The 911 call went out at 10:20 a.m. Records revealed it took St. Matthews Fire & EMS nearly nine minutes to arrive to Trinity High School's football field.
"There’s nothing you can do?" the caller asked 911. "This kid's out. You can’t tell these people to go faster?"
Although St. Matthews Fire & EMS Station 46 is a half mile from the Louisville Catholic high school, the medic unit, Medic 148, dispatched that day was from Station 48 in Lyndon, more than 3 1/2 miles from the field.
The reports also revealed that EMS began an EKG, or electrocardiogram, of Rader's heart at 10:35 a.m. and provided advanced life support.
Based on EMS reports, Rader was in critical condition as a Level 1 emergency, Kuzydym reported.
The Courier Journal investigated school sports safety in 2023 in its national-award winning project "Safer Sidelines." It took an in-depth look at sudden death in youth sports and the gold standards of sports medicine.
According to Kuzydym, there are four leading causes of death in high school athletes, known as the four Hs: head (trauma), heart (sudden cardiac arrest), hemoglobin (blood) and heat.
There are also four gold-standard tools for sidelines:
- A venue-specific emergency action plan (a piece of paper that informs what to do in case of an emergency at a specific sports venue);
- A cold-water immersion tub (for cooling an overheating athlete);
- An AED (or defibrillator, which will only deliver a shock if a heart is not in rhythm);
- A wet bulb globe thermometer.
The Courier Journal requested information regarding Trinity's gold standard sports medicine tools.

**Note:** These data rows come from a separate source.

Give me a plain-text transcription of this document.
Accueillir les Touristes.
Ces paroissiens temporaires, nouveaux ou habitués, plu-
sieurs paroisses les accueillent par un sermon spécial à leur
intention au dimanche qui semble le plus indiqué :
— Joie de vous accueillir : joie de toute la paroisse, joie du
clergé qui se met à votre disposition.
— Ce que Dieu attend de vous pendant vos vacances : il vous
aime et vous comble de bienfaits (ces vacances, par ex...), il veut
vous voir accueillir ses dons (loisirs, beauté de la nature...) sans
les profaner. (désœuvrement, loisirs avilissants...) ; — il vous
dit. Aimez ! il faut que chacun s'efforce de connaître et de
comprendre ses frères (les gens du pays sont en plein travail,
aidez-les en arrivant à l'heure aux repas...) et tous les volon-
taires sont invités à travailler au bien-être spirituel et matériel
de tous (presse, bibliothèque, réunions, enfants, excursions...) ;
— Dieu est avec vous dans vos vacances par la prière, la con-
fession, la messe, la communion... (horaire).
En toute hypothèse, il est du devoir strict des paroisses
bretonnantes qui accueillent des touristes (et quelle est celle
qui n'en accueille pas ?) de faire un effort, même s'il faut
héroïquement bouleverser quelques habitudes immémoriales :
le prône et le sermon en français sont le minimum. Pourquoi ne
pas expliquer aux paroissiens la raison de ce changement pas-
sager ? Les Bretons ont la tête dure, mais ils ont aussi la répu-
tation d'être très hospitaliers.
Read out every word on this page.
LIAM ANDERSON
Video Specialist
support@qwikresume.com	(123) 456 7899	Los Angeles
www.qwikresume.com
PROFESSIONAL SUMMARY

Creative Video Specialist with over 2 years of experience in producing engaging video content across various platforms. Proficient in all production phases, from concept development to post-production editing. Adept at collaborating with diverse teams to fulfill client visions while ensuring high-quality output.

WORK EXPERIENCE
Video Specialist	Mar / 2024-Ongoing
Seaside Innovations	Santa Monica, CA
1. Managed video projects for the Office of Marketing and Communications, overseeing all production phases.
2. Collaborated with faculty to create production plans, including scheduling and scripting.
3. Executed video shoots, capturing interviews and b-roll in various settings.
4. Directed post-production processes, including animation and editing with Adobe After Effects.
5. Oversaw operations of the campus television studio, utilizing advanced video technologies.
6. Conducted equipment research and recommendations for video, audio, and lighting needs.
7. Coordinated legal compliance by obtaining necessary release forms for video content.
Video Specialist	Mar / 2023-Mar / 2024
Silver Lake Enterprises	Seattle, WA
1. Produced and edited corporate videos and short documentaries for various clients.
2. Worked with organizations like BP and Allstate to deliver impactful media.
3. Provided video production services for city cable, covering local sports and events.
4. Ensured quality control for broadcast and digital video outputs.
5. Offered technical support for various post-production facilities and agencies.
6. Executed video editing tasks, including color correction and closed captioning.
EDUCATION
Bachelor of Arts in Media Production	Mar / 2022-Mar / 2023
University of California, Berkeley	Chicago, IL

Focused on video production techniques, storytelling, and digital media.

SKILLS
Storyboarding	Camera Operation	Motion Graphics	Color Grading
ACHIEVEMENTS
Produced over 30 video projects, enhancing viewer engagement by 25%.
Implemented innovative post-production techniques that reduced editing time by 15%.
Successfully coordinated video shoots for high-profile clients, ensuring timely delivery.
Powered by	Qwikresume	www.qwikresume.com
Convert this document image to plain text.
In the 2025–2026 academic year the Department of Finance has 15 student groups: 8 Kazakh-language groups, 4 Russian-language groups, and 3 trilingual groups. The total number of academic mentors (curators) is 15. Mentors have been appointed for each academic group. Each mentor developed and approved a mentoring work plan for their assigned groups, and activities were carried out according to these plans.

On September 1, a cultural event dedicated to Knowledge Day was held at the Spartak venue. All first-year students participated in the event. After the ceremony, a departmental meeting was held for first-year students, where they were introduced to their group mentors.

Under Kentucky law, because it is a private school, it is not required to provide the information.
Mullen told the Courier Journal in a January email that Trinity's cold tub is "located adjacent to the field in the sports training facility." The school also has 10 AEDs, Mullen said, including one on the field at football practices and games.
Mullen provided the Courier Journal with a copy of the school's emergency action plan (EAP) for Marshall Stadium. But, the suit claims, the school broke the state's EAP law by not including a plan for treating an athlete whose condition "may deteriorate rapidly."
Mullen also said an athletic trainer did take the WBGT on July 31, and it rose from 69.8 degrees at the start to 84.5 degrees at the end of practice
The KHSAA mandates if a WBGT temperature at a sporting event is between 82.1 and 87 degrees, a cold water immersion tub or TACO "must be filled with water ... and accessible for cooling within five to 10 minutes of the practice," the suit states.
In response to whether the cold tub or AED were used that day, Mullen said in the January email: "I cannot comment on the specifics of this incident. Thanks for understanding."
"The gold standard of an overheating athlete is to get their core body temperature — through either cold-water immersion (like a 200-gallon horse trough that’s filled with water and ice) or the TACO method (a tarp with water that is sloshed back and forth to cool the body) — and continuing cooling until their internal core temperature below 102.5 degrees within 30 minutes and before allowing them to be transported by EMS," Kuzydym reported. "The standard is known as 'cool first, transport second.' "
“Any kind of heat illness or heatstroke is 100% preventable,” Jordan Clark, a climatologist and a senior policy associate for the Heat Policy Innovation Hub at Duke University, told USA TODAY following the deaths of at least eight high school athletes in August 2024, Kuzydym reported.